O próprio dia era, com efeito, um ponto luminoso na história deles, com dezoito jovens, principalmente estudan­tes, dando jubiloso testemunho público, no rio, de sua união com Cristo na morte e ressurreição. Para a multidão que assistia, o evangelho era claramente pregado. Depois disso, uma vez mais, procurou a Srt.a Barber para resolver um problema. "O que me aborrece", protestou, "é que aquele irmão não dá lugar para certo ou errado." Ela, porém, sempre rígida consigo própria, podia, portanto, ser muito franca com os outros. Pondo-se em pé, olhou-o bem nos olhos. "Você nunca considerou, até hoje, o que é a vida de Cristo? Você não conhece o significado da Cruz? Nestes últimos meses você só vem afirmando que está certo e seu irmão está errado. Mas pensa você", prosseguiu, "que é certo falar como vem falando? Pensa você que é certo vir e relatar-me essas questões? Seu juízo do que é certo ou errado pode ser perfeitamente correto, mas, que dizer do seu sentido interior? A vida dentro de você não protesta contra seu próprio comportamento melindrado?"

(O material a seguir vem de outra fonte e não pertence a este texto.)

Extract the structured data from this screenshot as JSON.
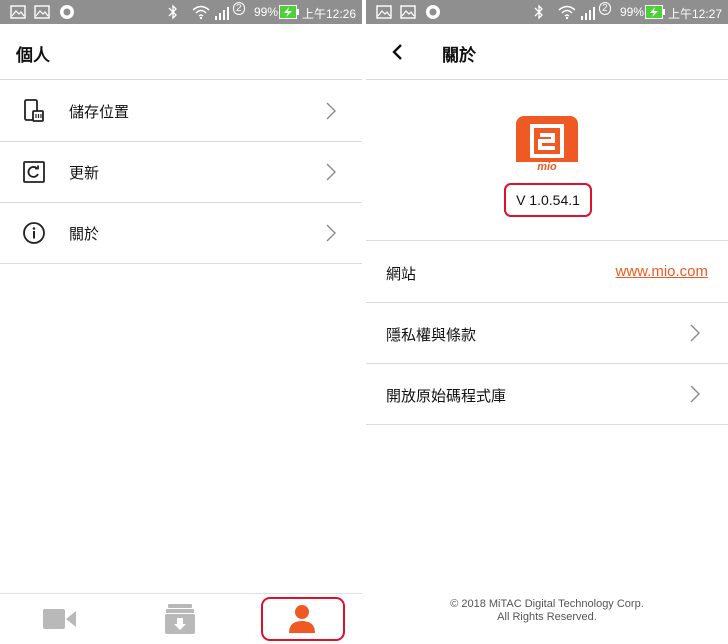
{
  "status_bar": {
    "battery": "99%",
    "sim_badge": "2",
    "left_time": "上午12:26",
    "right_time": "上午12:27"
  },
  "personal": {
    "title": "個人",
    "items": [
      {
        "label": "儲存位置",
        "icon": "phone-storage-icon"
      },
      {
        "label": "更新",
        "icon": "refresh-icon"
      },
      {
        "label": "關於",
        "icon": "info-icon"
      }
    ]
  },
  "about": {
    "title": "關於",
    "version": "V 1.0.54.1",
    "website_label": "網站",
    "website_link": "www.mio.com",
    "privacy_label": "隱私權與條款",
    "opensource_label": "開放原始碼程式庫",
    "copyright_line1": "© 2018 MiTAC Digital Technology Corp.",
    "copyright_line2": "All Rights Reserved.",
    "logo_text": "mio"
  },
  "bottom_nav": {
    "items": [
      "video-camera-icon",
      "download-archive-icon",
      "person-icon"
    ],
    "active_index": 2
  },
  "colors": {
    "accent": "#ef5a24",
    "highlight": "#e0102a",
    "status_bar": "#8f8f8f",
    "battery": "#4cd137"
  }
}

Enfrentando-o assim em seu próprio terreno, havia tocado no ponto nevrálgico da questão quando ele, confuso como estava, teve de admitir lá no íntimo que mesmo quando, segundo a lógica humana, estava certo, o Espírito Santo em seu interior dizia que sua atitude era errada.

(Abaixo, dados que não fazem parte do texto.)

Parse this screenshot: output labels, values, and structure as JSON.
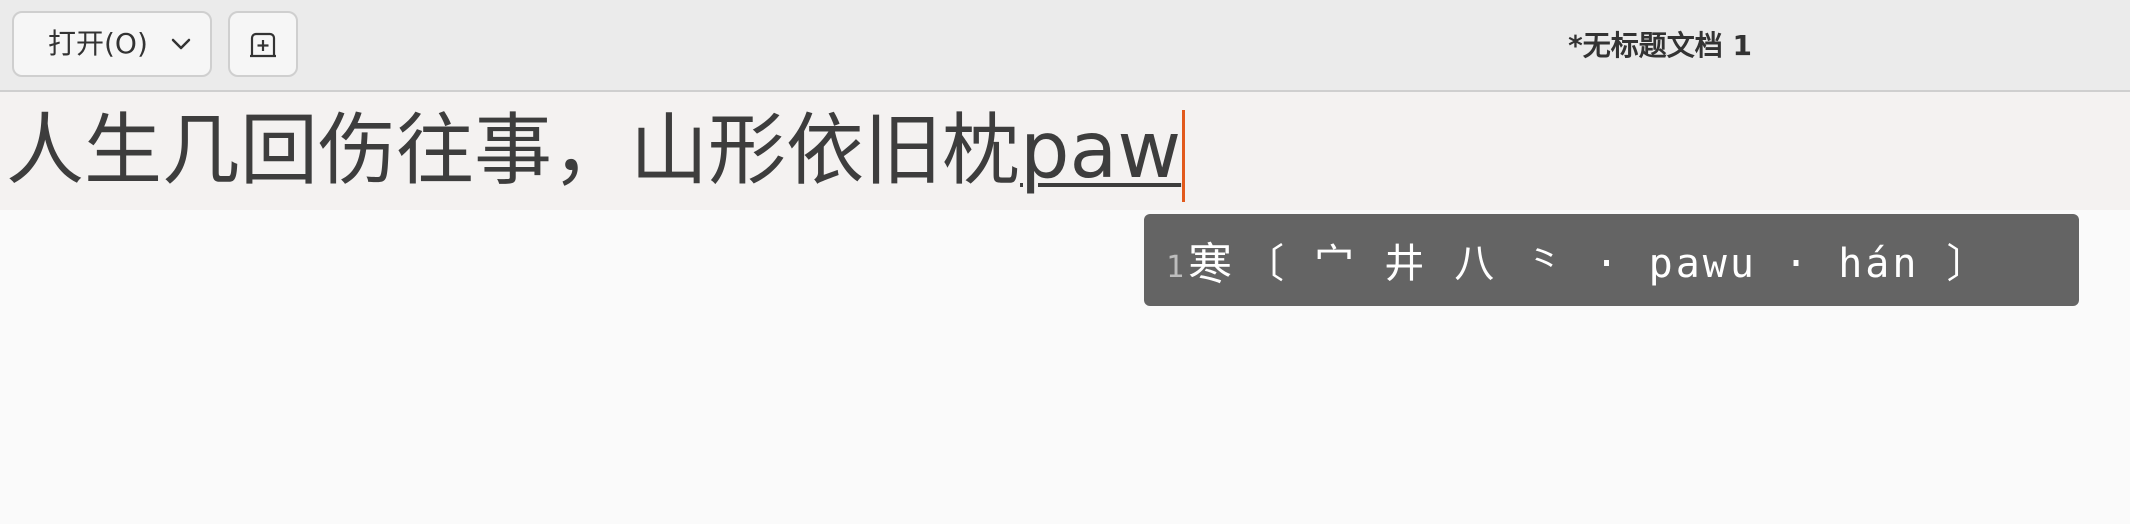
{
  "window": {
    "title": "*无标题文档 1"
  },
  "header": {
    "open_button_label": "打开(O)",
    "open_dropdown_icon": "chevron-down-icon",
    "new_tab_icon": "new-tab-icon"
  },
  "editor": {
    "committed_text": "人生几回伤往事，山形依旧枕",
    "preedit_text": "paw"
  },
  "ime_candidates": {
    "items": [
      {
        "index": "1",
        "text": "寒",
        "comment": "〔 宀 井 八 ⺀ · pawu · hán 〕"
      }
    ]
  },
  "colors": {
    "caret": "#e25a1c",
    "popup_bg": "#646464",
    "header_bg": "#ebebeb"
  }
}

Margaret Barber, muitas vezes, repreendeu a Watchman desta maneira, mas, para Faithful Lucas certo dia observou: "Ele se tornará um grande pregador." E ele, anos mais tarde, repetidamente confessava a influência que ela exer­cera em sua vida. "Sempre pensei nela", diz, "como uma cristã 'iluminada'. Bastava-me entrar em sua sala, de imediato eu era trazido a um senso da presença de Deus. Naqueles dias era muito jovem e vivia cheio de planos, de esquemas e mais esquemas para o Senhor sancionar, mil e uma coisas que julgava maravilhosas se pudesse concreti­zá-las. Com todas essas coisas em mente, procurava-a para experimentar e persuadi-la; dizer-lhe que isto ou aquilo era o que se devia fazer. Mas, antes que pudesse abrir a boca, ela dizia algumas palavras muito comuns — e a luz raiava. Isso simplesmente me deixava envergonhado. Toda a minha esquematização era tão natural, tão cheia do homem, ao passo que aqui estava alguém que vivia só para Deus. Tinha de clamar: 'Senhor, ensina-me a andar dessa manei­ra'."

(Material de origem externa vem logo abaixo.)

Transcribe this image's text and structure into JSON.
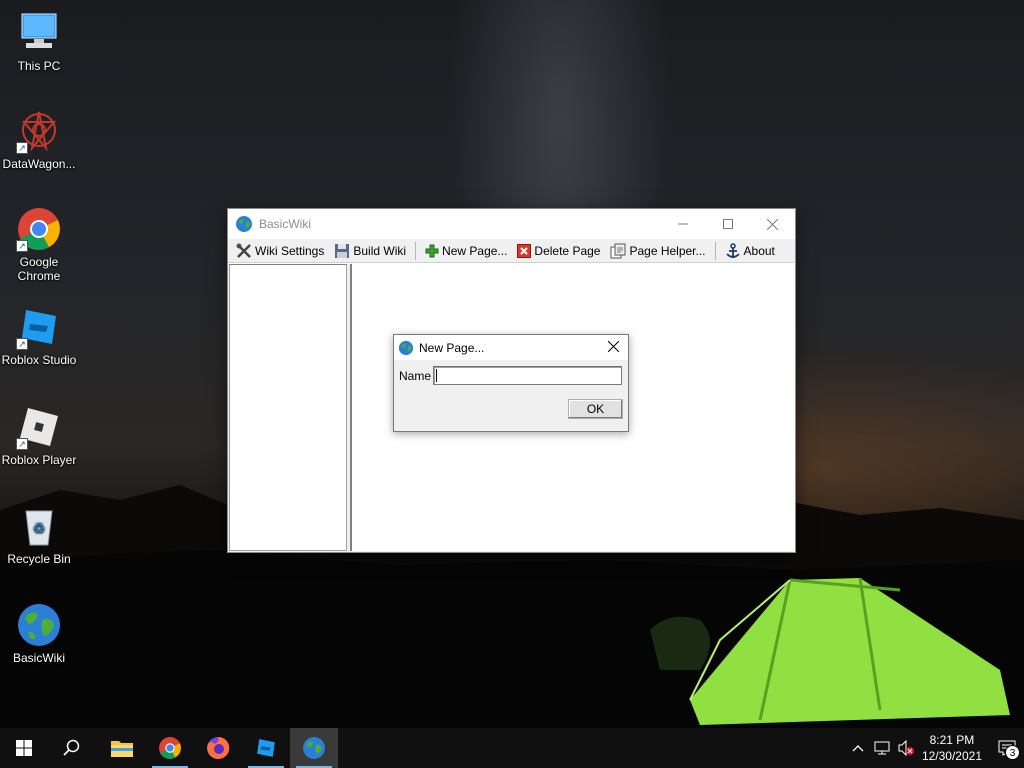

Por esse tempo, ela deu-lhe para ler a biografia de Jeanne de la Motte Guyon (1648-1717), a mística francesa que Luís XIV aprisionou na Bastilha por causa de sua fé.

Nos escritos de Mme. Guyon, a nota de consentimento na vontade de Deus comoveu-o sobremaneira e exerceria grande influência sobre sua futura maneira de pensar. De certa forma, esse livro aprofundou-lhe a consciência das coisas invisíveis, mas, eternas. Outro fruto de seu acesso às estantes de livros da Srt.a Barber, e aos escritos de G. H. Pember, Robert Govett e D. M. Panton foi um avivado senso escatológico. A próxima volta do Senhor Jesus tornou-se, para ele, uma perspectiva real, que devia aguardar com ansiedade e preparar-se para ela com um sentimento de urgência. Faithful Lucas recorda-se de como neste tempo ele expunha os livros de Daniel e do Apocalipse com entusiasmo e grande efeito, incendiando seus ouvintes com uma disposição de pagar qualquer preço que preparasse o caminho para a vinda do Filho do homem.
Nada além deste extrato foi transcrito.